Il percorso da seguire è chiaro, la posta in gioco alta ma mai troppo schiacciante per i giovani spettatori, ma il modo in cui Il robot selvaggio ci arriva è un sorprendente viaggio emotivo che lo lancia nel pantheon dei film d’animazione d’élite. Tutti gli elementi funzionano, dalle interpretazioni – un insieme di creature del bosco doppiate da Bill Nighy, Mark Hamill, Matt Berry e Ving Rhames – ai personaggi ben definiti, alla posta in gioco sempre più grande, quando il produttore di Roz, sospettoso dei suoi adattamenti emotivi, invia un altro robot (Stephanie Hsu) a recuperarla.
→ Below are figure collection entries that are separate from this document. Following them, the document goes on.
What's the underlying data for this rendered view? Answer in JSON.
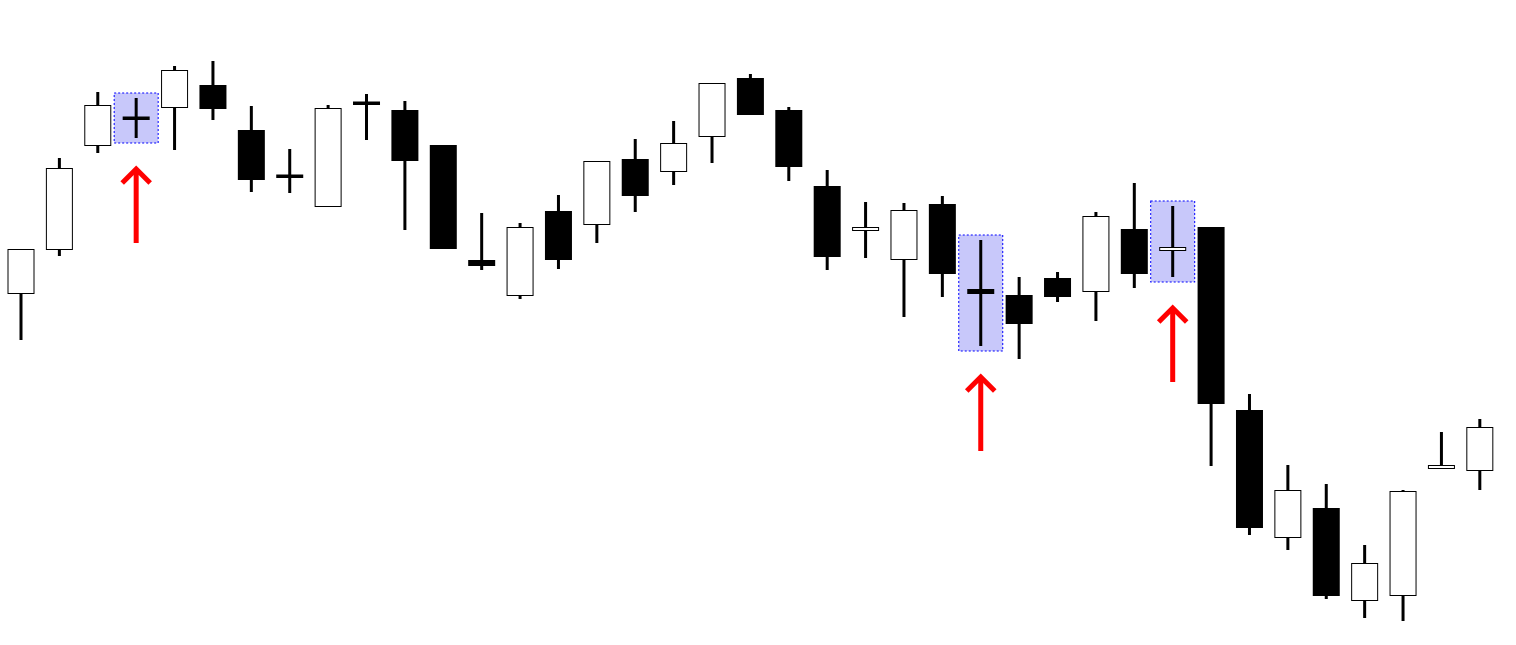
{
  "chart_data": {
    "type": "candlestick",
    "title": "",
    "xlabel": "",
    "ylabel": "",
    "axes_visible": false,
    "grid": false,
    "colors": {
      "bullish_body": "#ffffff",
      "bearish_body": "#000000",
      "outline": "#000000",
      "highlight_fill": "#c8c8fa",
      "highlight_border": "#0000ff",
      "arrow": "#ff0000"
    },
    "candles": [
      {
        "o": 352,
        "h": 396,
        "l": 305,
        "c": 396
      },
      {
        "o": 396,
        "h": 487,
        "l": 389,
        "c": 477
      },
      {
        "o": 500,
        "h": 553,
        "l": 492,
        "c": 540
      },
      {
        "o": 527,
        "h": 547,
        "l": 507,
        "c": 527
      },
      {
        "o": 538,
        "h": 579,
        "l": 495,
        "c": 575
      },
      {
        "o": 560,
        "h": 584,
        "l": 525,
        "c": 537
      },
      {
        "o": 515,
        "h": 539,
        "l": 453,
        "c": 466
      },
      {
        "o": 469,
        "h": 496,
        "l": 452,
        "c": 469
      },
      {
        "o": 439,
        "h": 540,
        "l": 439,
        "c": 537
      },
      {
        "o": 542,
        "h": 551,
        "l": 505,
        "c": 542
      },
      {
        "o": 535,
        "h": 544,
        "l": 415,
        "c": 485
      },
      {
        "o": 500,
        "h": 500,
        "l": 397,
        "c": 397
      },
      {
        "o": 385,
        "h": 432,
        "l": 375,
        "c": 380
      },
      {
        "o": 350,
        "h": 422,
        "l": 346,
        "c": 418
      },
      {
        "o": 434,
        "h": 450,
        "l": 376,
        "c": 386
      },
      {
        "o": 421,
        "h": 484,
        "l": 402,
        "c": 484
      },
      {
        "o": 486,
        "h": 506,
        "l": 433,
        "c": 450
      },
      {
        "o": 474,
        "h": 524,
        "l": 460,
        "c": 502
      },
      {
        "o": 509,
        "h": 562,
        "l": 482,
        "c": 562
      },
      {
        "o": 567,
        "h": 571,
        "l": 531,
        "c": 531
      },
      {
        "o": 535,
        "h": 538,
        "l": 464,
        "c": 479
      },
      {
        "o": 459,
        "h": 475,
        "l": 375,
        "c": 389
      },
      {
        "o": 415,
        "h": 443,
        "l": 387,
        "c": 418
      },
      {
        "o": 386,
        "h": 442,
        "l": 328,
        "c": 435
      },
      {
        "o": 441,
        "h": 449,
        "l": 348,
        "c": 372
      },
      {
        "o": 356,
        "h": 405,
        "l": 299,
        "c": 352
      },
      {
        "o": 350,
        "h": 368,
        "l": 286,
        "c": 322
      },
      {
        "o": 367,
        "h": 373,
        "l": 343,
        "c": 349
      },
      {
        "o": 354,
        "h": 433,
        "l": 324,
        "c": 429
      },
      {
        "o": 416,
        "h": 462,
        "l": 357,
        "c": 372
      },
      {
        "o": 395,
        "h": 439,
        "l": 368,
        "c": 398
      },
      {
        "o": 418,
        "h": 418,
        "l": 179,
        "c": 242
      },
      {
        "o": 235,
        "h": 251,
        "l": 110,
        "c": 118
      },
      {
        "o": 108,
        "h": 180,
        "l": 95,
        "c": 155
      },
      {
        "o": 137,
        "h": 161,
        "l": 46,
        "c": 50
      },
      {
        "o": 45,
        "h": 100,
        "l": 27,
        "c": 82
      },
      {
        "o": 50,
        "h": 155,
        "l": 24,
        "c": 154
      },
      {
        "o": 177,
        "h": 213,
        "l": 177,
        "c": 180
      },
      {
        "o": 175,
        "h": 226,
        "l": 155,
        "c": 218
      }
    ],
    "highlighted_candles": [
      4,
      26,
      31
    ],
    "arrows_under_candles": [
      4,
      26,
      31
    ],
    "arrow_direction": "up"
  }
}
Lo stile d’animazione, quando Roz comincia non solo a riconoscere e capire ma anche a fare tesoro dei sentimenti, è appropriatamente prismatico e ampio: in parte fotorealismo (la precisione delle pennellate per gli aghi di pino o la pelliccia delle lontre) e in parte impressionismo, un mondo che oscilla in modo sublime tra il naturalistico e il surreale. (L’andatura di Roz, che assume i diversi movimenti delle creature della foresta, è particolarmente suggestiva).


Sebbene Pascal, nel ruolo del sardonico uomo d’onore che risponde agli 1 e agli 0 e all’allegria aziendale di Roz, sia l’ammaliatore più facile, la Nyong’o fornisce la voce recitante essenziale del film, con la sua interpretazione che cambia man mano che Roz inizia a comprendere le emozioni, sperimentando un comprensibile sconcerto per i propri strani attaccamenti. È un’interpretazione abile e difficile che dà i suoi frutti nella sezione finale del film, un po’ affrettata, che alza la posta in gioco fino a livelli quasi esistenziali, quando gli umani (fuori campo) inviano altri robot a recuperare Roz, con risultati devastanti, anche se rapidamente superabili, per l’ecosistema che abbiamo imparato ad amare.


Intelligente, sentito e spesso sorprendente, Il robot selvaggio offre il tipo di intrattenimento animato adatto a tutte le età, che piacerà ai bambini e lascerà un groppo in gola. E mantiene la promessa di un vero grande film d’animazione: esprimere verità universali – l’amore che sfida la logica, i sentimenti che provengono da luoghi che non comprendiamo, il patto dolceamaro di lasciare andare qualcuno per farlo prosperare – attraverso l’inorganico. Se solo tutte le storie di robot avessero questa grandiosa visione umanistica.